With it we bless the Lord and Father, and with it we curse those who are made in the likeness of God. (3:9)
You want to know what true religion is? It’s when what we say to or about others matches what we say to and about God.
From the same mouth come blessing and cursing. My brothers and sisters, this ought not to be so! (3:10)
(Don’t you get the impression James is sharing his own heart here? That he’s talking from his own personal experience?)
Does a spring pour forth from the same opening both fresh and brackish water? (3:11) Of course not!
And neither will our mouths spew forth sewage. Because if we really believe in our glorious Lord Jesus Christ (2:1), if our religion is true, than our hearts have been changed. The bridle on our tongue is the Lordship of Christ. It will God’s will that pilots the ship of our life. Our tongues are set on fire – not by hell, but by the tongues of flame of the Holy Spirit – the same Holy Spirit which will be like a river of fresh water coming out of our hearts (John 7:38) and through our lips.
If you find that your tongue has gotten you in trouble, or keeps getting you in trouble, examine what is in your heart.
If you are prone to criticism or question others or often get into arguments, it could be that there’s arrogance in your heart.
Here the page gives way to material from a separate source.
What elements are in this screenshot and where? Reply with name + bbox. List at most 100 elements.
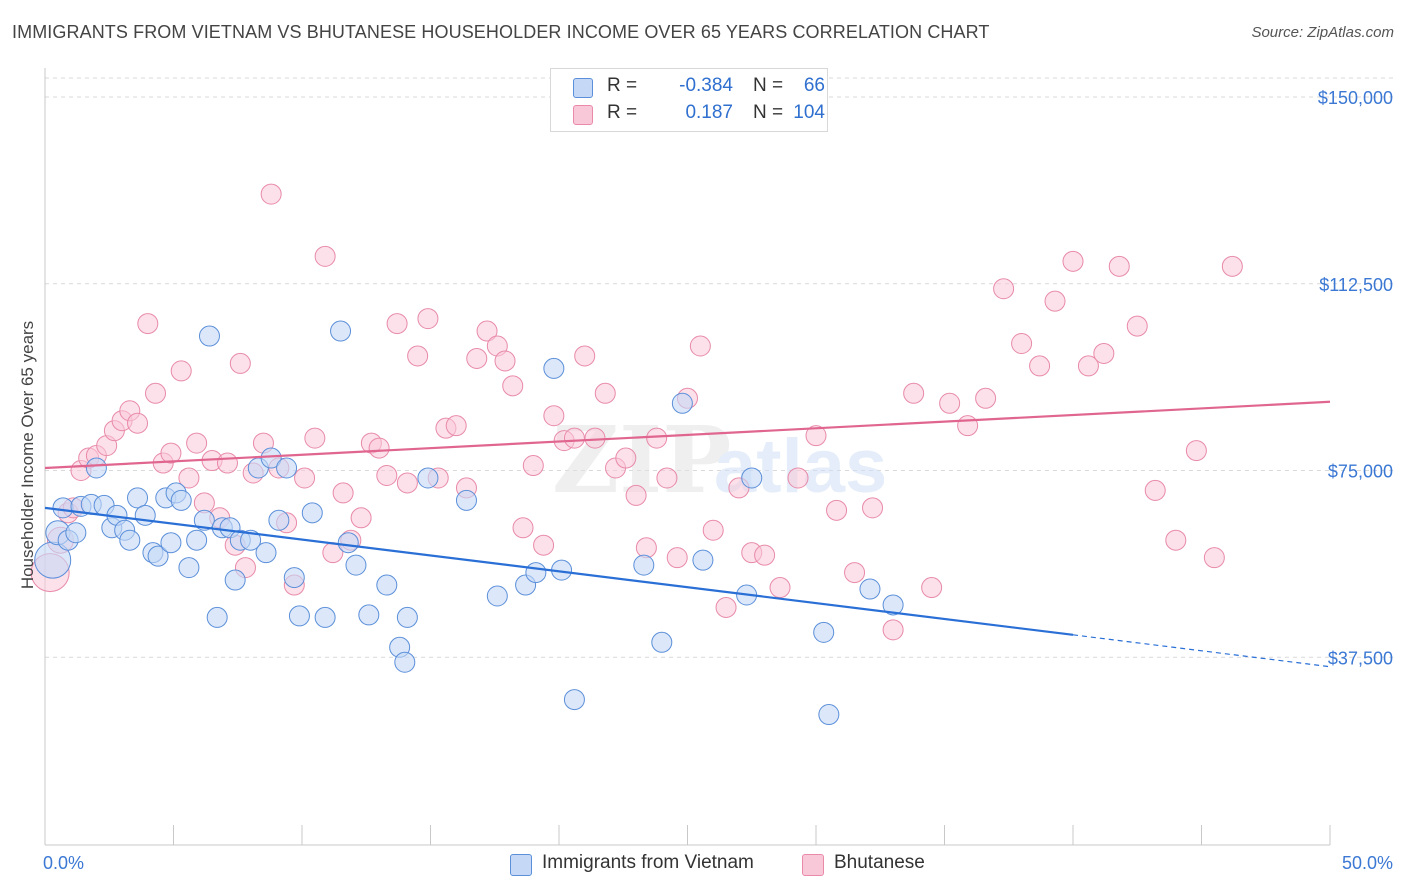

A friend of mine admitted, “When you’re right, you don’t think you have to let folk off the hook.” I often “know I’m right” and therefore think I have to make that point or have the last word.
If you are quick to speak and slow to listen or if you find people have to interrupt you just to get a word in edgewise, maybe there’s selfishness in your heart.
If you find yourself defensive and quickly lashing out at people maybe what’s in your heart is hurt. Or guilt. Or unforgiveness.
If you’re complaining a lot, maybe it’s bitterness.
What we say and how we say it reflects what’s in our hearts. And if true religion includes being aware of condition of your heart, then one of most religious things we can do is watching what we say – which means both being careful about how we speak, and paying attention to how we speak so that Lord can change or heal or expand our hearts as need be.
Psalm 19 says:
Let the words of my mouth and the meditation of my heart be acceptable to you, O Lord, my rock and my redeemer.
That’s not an either-or or a both-and. It’s a one-and-the- same.
The meditations of our hearts can only be acceptable when the words of our mouths are acceptable. And the words of our mouths will only be acceptable when meditations of our hearts are acceptable.
Preachers often begin their sermons by quoting that verse in Psalm 19. But they weren’t written for preachers. They are mean for all of us. Imagine if each of us began every day by praying, “Lord, let the words of my mouth and meditations of my heart be acceptable to you today.”
Wait a minute. Don’t just imagine it. Do it today.
(Edited version of a sermon based on James 3:1-12, preached September 16, 2018).